Tlaib was scheduled to headline the anti-Israel event with several organizations that support the Boycott, Divestment, and Sanctions (BDS) movement, an anti-Semitic effort to wage economic war on Israel. They include Jewish Voice for Peace, a "radical anti-Israel activist group" that pushes the anti-Semitic Boycott, Divestment, and Sanctions (BDS) movement and has come under fire for glorifying Palestinian terrorism. Other organizers include Emgage Action, another BDS supporter that claims Israel is an "apartheid state," and Americans for Justice in Palestine Action, an advocacy group that claims Jewish money is infecting politics.
The invitation for Wednesday's event accuses "Zionist militias" of violently expelling Palestinians from the region when Israel was created in 1948, and maintains that Israel continues to brutalize Palestinians.
"May 15th marks 75 years since the beginning of the Nakba, which means 'catastrophe,'" the invitation reads. "Seventy-five years ago, Zionist militias and the new Israeli military violently expelled approximately three-quarters of all Palestinians from their homes and homeland in what became the state of Israel."
Speakers aimed to "uplift the experiences of Palestinians who underwent the Nakba, and educate members of Congress and their staff about this history and the ongoing Nakba to which Israel continues to subject Palestinians," according to the invitation.

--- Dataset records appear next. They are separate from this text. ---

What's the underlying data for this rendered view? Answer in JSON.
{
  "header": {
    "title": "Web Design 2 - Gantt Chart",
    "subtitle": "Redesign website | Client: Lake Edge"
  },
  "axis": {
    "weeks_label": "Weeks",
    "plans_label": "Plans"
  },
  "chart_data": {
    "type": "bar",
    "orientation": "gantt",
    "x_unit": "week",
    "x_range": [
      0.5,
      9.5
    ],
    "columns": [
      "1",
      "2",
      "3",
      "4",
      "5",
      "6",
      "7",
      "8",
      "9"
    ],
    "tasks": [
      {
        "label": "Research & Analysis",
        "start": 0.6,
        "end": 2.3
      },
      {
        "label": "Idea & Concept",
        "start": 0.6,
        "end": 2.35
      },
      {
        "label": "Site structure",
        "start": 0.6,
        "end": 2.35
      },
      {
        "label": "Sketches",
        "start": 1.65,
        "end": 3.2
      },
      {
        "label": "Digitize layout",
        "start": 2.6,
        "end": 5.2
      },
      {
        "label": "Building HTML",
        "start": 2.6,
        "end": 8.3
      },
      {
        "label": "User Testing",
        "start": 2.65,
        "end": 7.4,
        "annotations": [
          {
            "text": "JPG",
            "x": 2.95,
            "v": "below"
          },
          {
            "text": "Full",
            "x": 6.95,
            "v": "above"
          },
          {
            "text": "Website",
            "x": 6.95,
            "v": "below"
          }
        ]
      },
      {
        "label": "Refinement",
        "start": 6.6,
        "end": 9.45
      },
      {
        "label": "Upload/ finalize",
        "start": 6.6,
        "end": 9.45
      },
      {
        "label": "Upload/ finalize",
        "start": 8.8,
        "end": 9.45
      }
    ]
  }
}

Nakba ceremonies have long promoted anti-Israel attitudes and descended "into expressions of support for terror groups or attacks against Israelis," according to the Anti-Defamation League.
Senate Majority Leader Chuck Schumer and House Minority Leader Hakeem Jeffries did not immediately respond to a request for comment on the letter. Tlaib's office did not respond to a request for comment.